A few months ago, I visited an exhibition called Unfinished Metropolis, which celebrated the 100-year anniversary of Berlin’s conglomeration. The exhibition featured a whole section on the issue of Berlin’s many city centers. Turns out the answer to Berlin’s center question lies in its complicated, fascinating and quite tragic history. Here’s what I found out.
The old center of Berlin is around the Museum Island, which is indeed in Mitte. But during the Weimar Republic, this area failed to develop at the same rapid rate as the rest of the city. It became irrelevant because people were poor, streets were small and the when the Nazis took power in the 1930s, they deemed the area unworthy of the glory of the Reich.
The Nazis planned a downtown with dominating buildings to rival those of Mussolini in Italy and Stalin in the USSR, but the project was never completed. After the war, the city was in disarray; bombed and divided. The problem of Berlin’s city center doubled—both East and West Berlin would have to find a solution.
And both managed. Breitscheidplatz became the new city center in West Berlin, a car-oriented square located by the ruins of the Kaiser Wilhelm Memorial Church. You can still stroll around this vibrant shopping street today; just jump on the U1 or U9 to Kurfürstendamm or the S-Bahn to Zoologischer Garten and have a gander.

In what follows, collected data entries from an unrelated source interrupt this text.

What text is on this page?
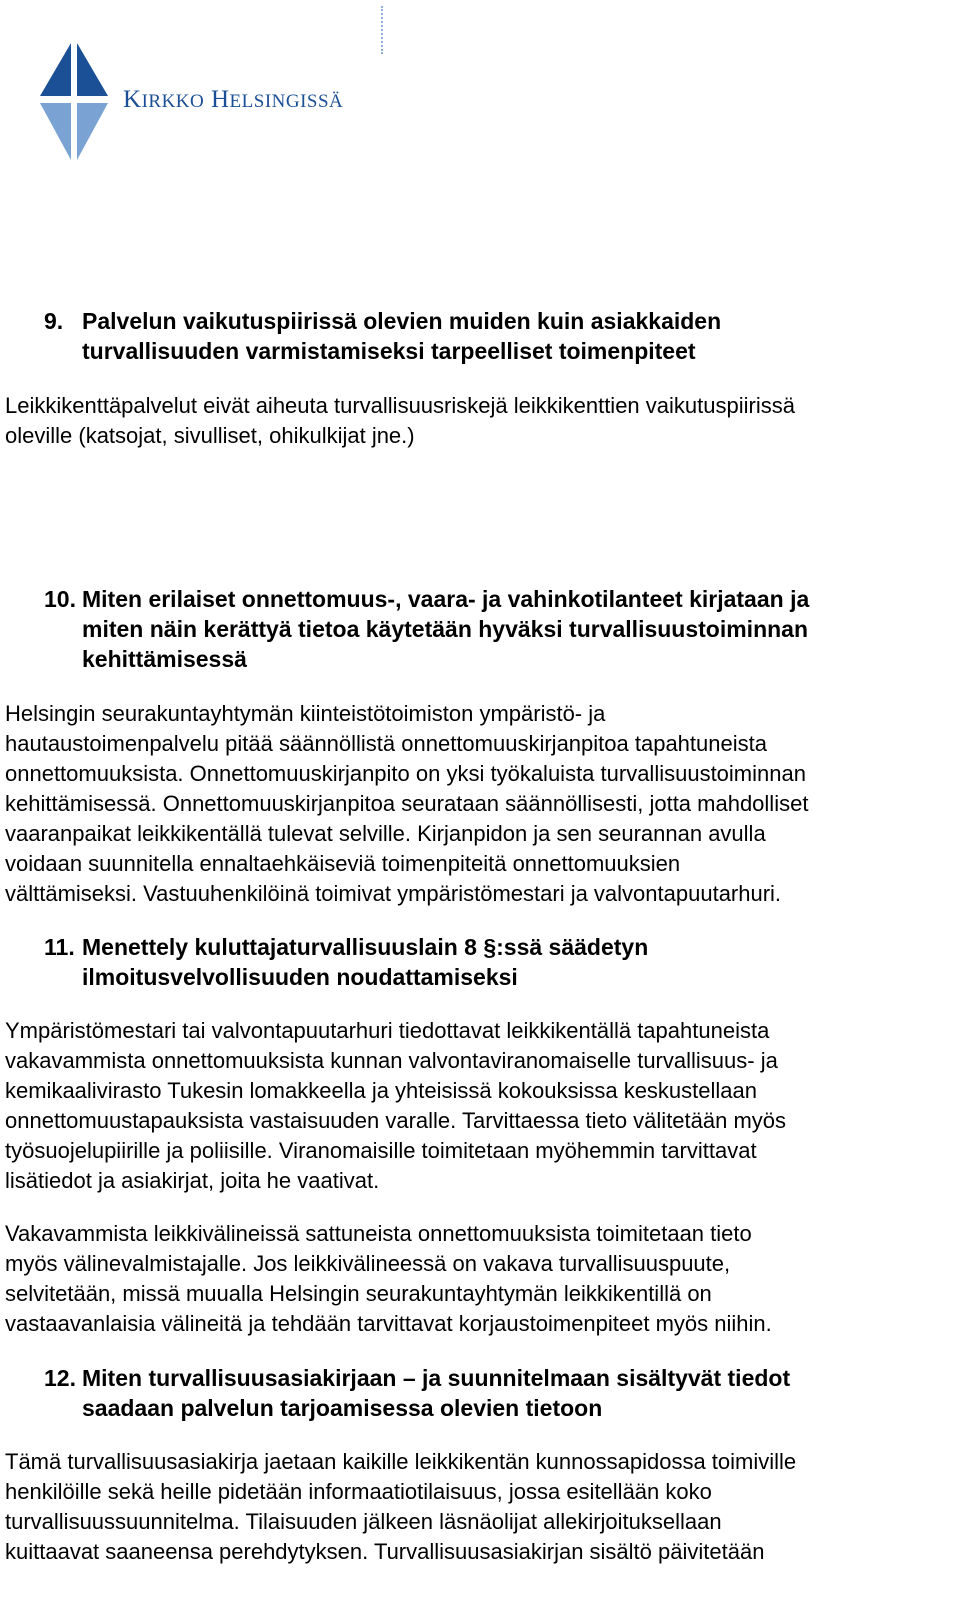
KIRKKO HELSINGISSÄ
9. Palvelun vaikutuspiirissä olevien muiden kuin asiakkaiden
turvallisuuden varmistamiseksi tarpeelliset toimenpiteet
Leikkikenttäpalvelut eivät aiheuta turvallisuusriskejä leikkikenttien vaikutuspiirissä
oleville (katsojat, sivulliset, ohikulkijat jne.)
10. Miten erilaiset onnettomuus-, vaara- ja vahinkotilanteet kirjataan ja
miten näin kerättyä tietoa käytetään hyväksi turvallisuustoiminnan
kehittämisessä
Helsingin seurakuntayhtymän kiinteistötoimiston ympäristö- ja
hautaustoimenpalvelu pitää säännöllistä onnettomuuskirjanpitoa tapahtuneista
onnettomuuksista. Onnettomuuskirjanpito on yksi työkaluista turvallisuustoiminnan
kehittämisessä. Onnettomuuskirjanpitoa seurataan säännöllisesti, jotta mahdolliset
vaaranpaikat leikkikentällä tulevat selville. Kirjanpidon ja sen seurannan avulla
voidaan suunnitella ennaltaehkäiseviä toimenpiteitä onnettomuuksien
välttämiseksi. Vastuuhenkilöinä toimivat ympäristömestari ja valvontapuutarhuri.
11. Menettely kuluttajaturvallisuuslain 8 §:ssä säädetyn
ilmoitusvelvollisuuden noudattamiseksi
Ympäristömestari tai valvontapuutarhuri tiedottavat leikkikentällä tapahtuneista
vakavammista onnettomuuksista kunnan valvontaviranomaiselle turvallisuus- ja
kemikaalivirasto Tukesin lomakkeella ja yhteisissä kokouksissa keskustellaan
onnettomuustapauksista vastaisuuden varalle. Tarvittaessa tieto välitetään myös
työsuojelupiirille ja poliisille. Viranomaisille toimitetaan myöhemmin tarvittavat
lisätiedot ja asiakirjat, joita he vaativat.
Vakavammista leikkivälineissä sattuneista onnettomuuksista toimitetaan tieto
myös välinevalmistajalle. Jos leikkivälineessä on vakava turvallisuuspuute,
selvitetään, missä muualla Helsingin seurakuntayhtymän leikkikentillä on
vastaavanlaisia välineitä ja tehdään tarvittavat korjaustoimenpiteet myös niihin.
12. Miten turvallisuusasiakirjaan – ja suunnitelmaan sisältyvät tiedot
saadaan palvelun tarjoamisessa olevien tietoon
Tämä turvallisuusasiakirja jaetaan kaikille leikkikentän kunnossapidossa toimiville
henkilöille sekä heille pidetään informaatiotilaisuus, jossa esitellään koko
turvallisuussuunnitelma. Tilaisuuden jälkeen läsnäolijat allekirjoituksellaan
kuittaavat saaneensa perehdytyksen. Turvallisuusasiakirjan sisältö päivitetään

In the East, Alexanderplatz became the center of commerce. The square was redesigned after the war for cars to reflect the modern times. You can of course still explore Alexanderplatz today but it’s mostly just a good station to get you around Berlin these days (I mean U8, U5, tram and S bahn? I envy those who live there.). But the answer to Berlin’s city center question isn’t so easily solved.

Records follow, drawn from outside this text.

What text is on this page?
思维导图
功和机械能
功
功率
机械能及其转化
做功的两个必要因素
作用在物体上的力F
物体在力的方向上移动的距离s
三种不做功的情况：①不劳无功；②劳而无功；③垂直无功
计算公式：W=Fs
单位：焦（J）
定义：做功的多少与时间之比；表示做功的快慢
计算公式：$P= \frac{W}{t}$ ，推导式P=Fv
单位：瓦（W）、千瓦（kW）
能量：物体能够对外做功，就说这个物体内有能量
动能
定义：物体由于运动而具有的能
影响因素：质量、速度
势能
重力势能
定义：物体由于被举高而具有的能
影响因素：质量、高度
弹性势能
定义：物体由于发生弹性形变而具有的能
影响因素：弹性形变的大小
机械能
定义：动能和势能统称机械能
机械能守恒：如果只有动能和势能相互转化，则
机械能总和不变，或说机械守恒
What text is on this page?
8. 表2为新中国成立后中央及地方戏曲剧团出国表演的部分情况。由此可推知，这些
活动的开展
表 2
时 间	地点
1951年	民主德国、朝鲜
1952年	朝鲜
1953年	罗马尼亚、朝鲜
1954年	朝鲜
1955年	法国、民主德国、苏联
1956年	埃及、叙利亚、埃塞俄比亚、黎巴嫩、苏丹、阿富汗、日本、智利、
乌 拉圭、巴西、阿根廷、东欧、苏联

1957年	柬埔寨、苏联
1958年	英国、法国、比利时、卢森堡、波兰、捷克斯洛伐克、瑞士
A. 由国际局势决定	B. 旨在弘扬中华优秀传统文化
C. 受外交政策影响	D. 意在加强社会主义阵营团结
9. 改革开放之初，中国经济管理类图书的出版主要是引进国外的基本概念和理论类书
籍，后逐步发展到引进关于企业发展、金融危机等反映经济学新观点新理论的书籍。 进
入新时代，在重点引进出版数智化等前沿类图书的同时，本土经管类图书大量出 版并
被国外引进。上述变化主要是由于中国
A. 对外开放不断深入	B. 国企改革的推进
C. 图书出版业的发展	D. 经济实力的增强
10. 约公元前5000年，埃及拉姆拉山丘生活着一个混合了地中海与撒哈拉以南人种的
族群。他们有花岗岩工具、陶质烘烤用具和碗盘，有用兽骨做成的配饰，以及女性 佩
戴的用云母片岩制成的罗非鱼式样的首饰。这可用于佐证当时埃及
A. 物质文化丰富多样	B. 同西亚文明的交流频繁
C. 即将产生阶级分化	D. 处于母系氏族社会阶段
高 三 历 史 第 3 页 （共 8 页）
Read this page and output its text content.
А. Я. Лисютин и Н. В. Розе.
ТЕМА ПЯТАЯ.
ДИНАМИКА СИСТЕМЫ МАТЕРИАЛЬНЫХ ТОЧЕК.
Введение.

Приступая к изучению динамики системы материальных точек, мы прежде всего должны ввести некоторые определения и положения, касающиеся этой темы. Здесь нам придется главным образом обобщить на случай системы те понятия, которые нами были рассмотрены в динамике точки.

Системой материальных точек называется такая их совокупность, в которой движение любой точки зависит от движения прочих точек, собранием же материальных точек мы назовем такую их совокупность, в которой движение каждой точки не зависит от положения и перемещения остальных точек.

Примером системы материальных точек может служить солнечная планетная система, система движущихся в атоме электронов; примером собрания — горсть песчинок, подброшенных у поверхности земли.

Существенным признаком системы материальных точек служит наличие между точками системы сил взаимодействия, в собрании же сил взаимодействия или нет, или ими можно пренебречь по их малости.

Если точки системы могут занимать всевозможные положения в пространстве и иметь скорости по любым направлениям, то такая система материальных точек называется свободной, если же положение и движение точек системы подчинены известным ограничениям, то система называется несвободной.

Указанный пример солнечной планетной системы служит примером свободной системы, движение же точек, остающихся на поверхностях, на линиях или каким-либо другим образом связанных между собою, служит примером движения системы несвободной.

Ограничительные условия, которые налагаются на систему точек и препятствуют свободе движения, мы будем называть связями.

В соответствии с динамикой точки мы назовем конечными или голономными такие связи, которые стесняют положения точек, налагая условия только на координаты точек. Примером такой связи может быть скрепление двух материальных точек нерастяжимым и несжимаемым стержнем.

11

As previously mentioned, Unfinished Metropolis, celebrates the 100-year anniversary of the consolidation of Berlin. Until 1920, Berlin wasn’t a single city but a number of small towns surrounding the central Berlin area. This makes a lot of sense when you think about all areas ending in dorf in Berlin (Zehlendorf, Reinickendorf, Heinersdorf, Wilmersdorf etc.). When Berlin became one city, these smaller towns didn’t just melt into nonexistence but continued to thrive as their own little centers of commerce. So many of these areas still feel like their own towns, making much of the area outside the ring feel like quaint little villages. It’s always worth a trip to Lichterfelde West, Weißensee or Frohnau to see how these municipalities maintain their own charm separate from the gritty streets of Neukölln or Friedrichshain.
So, there isn’t really an answer to the question of Berlin’s city center. It’s wherever you want it to be. If you live, shop, work and party in your Kiez, then that’s your center.